そして最後に女の子の方に視線が向けられる。
「こんにちは。平賀アラタです」
ぺこりと頭を下げる平賀さん。うわぁ、大人の人だ……
「女の子なのにアラタ?」
「はい。変でしょうか?」
「いえ……で、見たことろ、学生では無いように伺えますが?」
「はい。朝比奈グループの使用人をしています。……一言で言えば……いけないメイドさんですっ」
顔を赤らめて平賀さんはくねくねしてる。変わったひとだなぁ。
「……」
その半面、他の人は何か凄いものを見るかのように平賀さんを見ている。釘山さんは少し笑ってるけど。あと綾波さんも無表情だ。
「……取り敢えず、この八人で行くと云う事ですか?」
とヒナさんが言う。
と――
「いいえ。私を忘れてもらっては困りますわ」
そんな聞き覚えのある声が聞こえた――わっ!
「お久しぶりですわ。リンさん」
手を取り、わたしを引き寄せるのは……林檎さん!
「林檎……! 貴女何しにきたの!?」
ヒナさんの妹である林檎さんは、なぜだか何時もわたしの目の前だとヒナさんと喧嘩してばかり。もう、仲良くしなきゃ駄目です! と言っても何時も聞いてもらえないのが現実だけど。

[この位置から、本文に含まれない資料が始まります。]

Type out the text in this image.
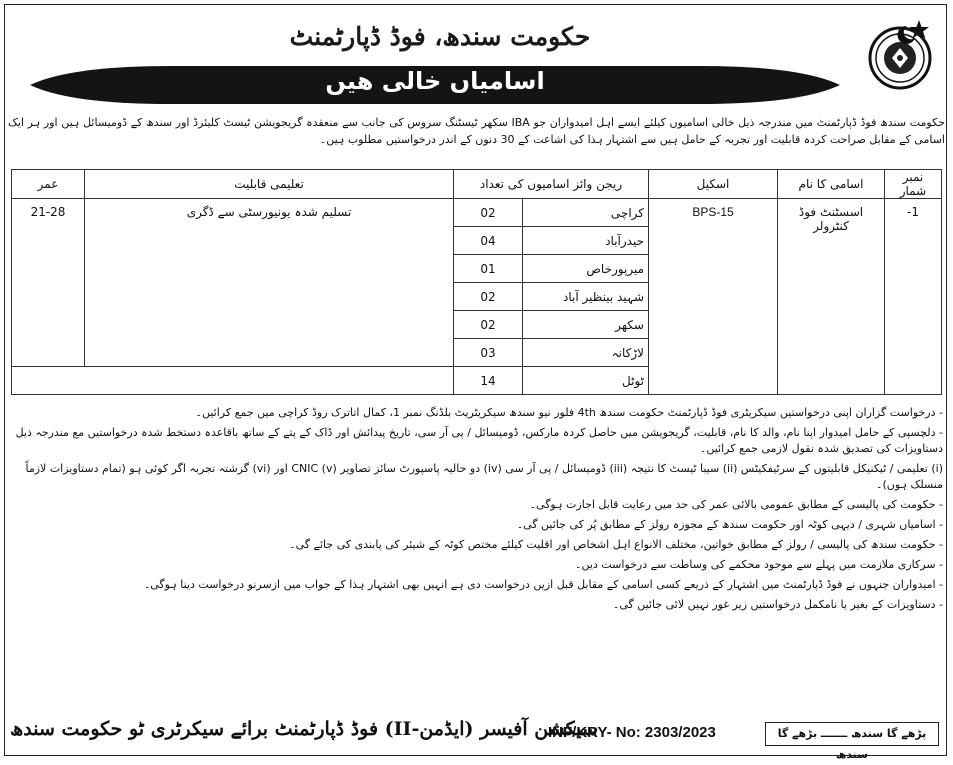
حکومت سندھ، فوڈ ڈپارٹمنٹ
اسامیاں خالی ھیں
حکومت سندھ فوڈ ڈپارٹمنٹ میں مندرجہ ذیل خالی اسامیوں کیلئے ایسے اہل امیدواران جو IBA سکھر ٹیسٹنگ سروس کی جانب سے منعقدہ گریجویشن ٹیسٹ کلیئرڈ اور سندھ کے ڈومیسائل ہیں اور ہر ایک اسامی کے مقابل صراحت کردہ قابلیت اور تجربہ کے حامل ہیں سے اشتہار ہذا کی اشاعت کے 30 دنوں کے اندر درخواستیں مطلوب ہیں۔
عمر	تعلیمی قابلیت	ریجن وائز اسامیوں کی تعداد		اسکیل	اسامی کا نام	نمبر شمار
21-28	تسلیم شدہ یونیورسٹی سے ڈگری	02	کراچی	BPS-15	اسسٹنٹ فوڈ کنٹرولر	-1
		04	حیدرآباد			
		01	میرپورخاص			
		02	شہید بینظیر آباد			
		02	سکھر			
		03	لاڑکانہ			
		14	ٹوٹل			

- درخواست گزاران اپنی درخواستیں سیکریٹری فوڈ ڈپارٹمنٹ حکومت سندھ 4th فلور نیو سندھ سیکریٹریٹ بلڈنگ نمبر 1، کمال اتاترک روڈ کراچی میں جمع کرائیں۔

- دلچسپی کے حامل امیدوار اپنا نام، والد کا نام، قابلیت، گریجویشن میں حاصل کردہ مارکس، ڈومیسائل / پی آر سی، تاریخ پیدائش اور ڈاک کے پتے کے ساتھ باقاعدہ دستخط شدہ درخواستیں مع مندرجہ ذیل دستاویزات کی تصدیق شدہ نقول لازمی جمع کرائیں۔

(i) تعلیمی / ٹیکنیکل قابلیتوں کے سرٹیفکیٹس (ii) سیبا ٹیسٹ کا نتیجہ (iii) ڈومیسائل / پی آر سی (iv) دو حالیہ پاسپورٹ سائز تصاویر (v) CNIC اور (vi) گزشتہ تجربہ اگر کوئی ہو (تمام دستاویزات لازماً منسلک ہوں)۔

- حکومت کی پالیسی کے مطابق عمومی بالائی عمر کی حد میں رعایت قابل اجازت ہوگی۔

- اسامیاں شہری / دیہی کوٹہ اور حکومت سندھ کے مجوزہ رولز کے مطابق پُر کی جائیں گی۔

- حکومت سندھ کی پالیسی / رولز کے مطابق خواتین، مختلف الانواع اہل اشخاص اور اقلیت کیلئے مختص کوٹہ کے شیئر کی پابندی کی جائے گی۔

- سرکاری ملازمت میں پہلے سے موجود محکمے کی وساطت سے درخواست دیں۔

- امیدواران جنہوں نے فوڈ ڈپارٹمنٹ میں اشتہار کے ذریعے کسی اسامی کے مقابل قبل ازیں درخواست دی ہے انہیں بھی اشتہار ہذا کے جواب میں ازسرنو درخواست دینا ہوگی۔

- دستاویزات کے بغیر یا نامکمل درخواستیں زیر غور نہیں لائی جائیں گی۔

سیکشن آفیسر (ایڈمن-II) فوڈ ڈپارٹمنٹ برائے سیکرٹری ٹو حکومت سندھ
INF/KRY- No: 2303/2023	پڑھے گا سندھ ـــــــ بڑھے گا سندھ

「何って……他ならぬ由香さんからの頼みですわ。リンさんに会いに来る“ついで”にお姉さまにも顔を合わせておきましょうと思いまして」
「……いいからリンから手を放しなさい!」
わわっ! 引っ張らないでください! ぎゅううううううう、ヒナさん、胸が当たってます、苦しいです! きゅうううう。
「嫌ですわ。別段、私とリンさんの友情を引き裂く権利はお姉さまにはありませんもの」
……こんどは林檎さんまで……むにゅむにゅと、顔に当たる感触。
ここら辺からわたしの意識が朦朧としてきた……ぁ、駄目だ。
「いやぁ、女の子同士っていいね」
釘山ユウマは頬を緩めながらその光景を眺める。
「……悪趣味ですよ」
綾波キラはそんな釘山を連れて、受付へと歩いていった。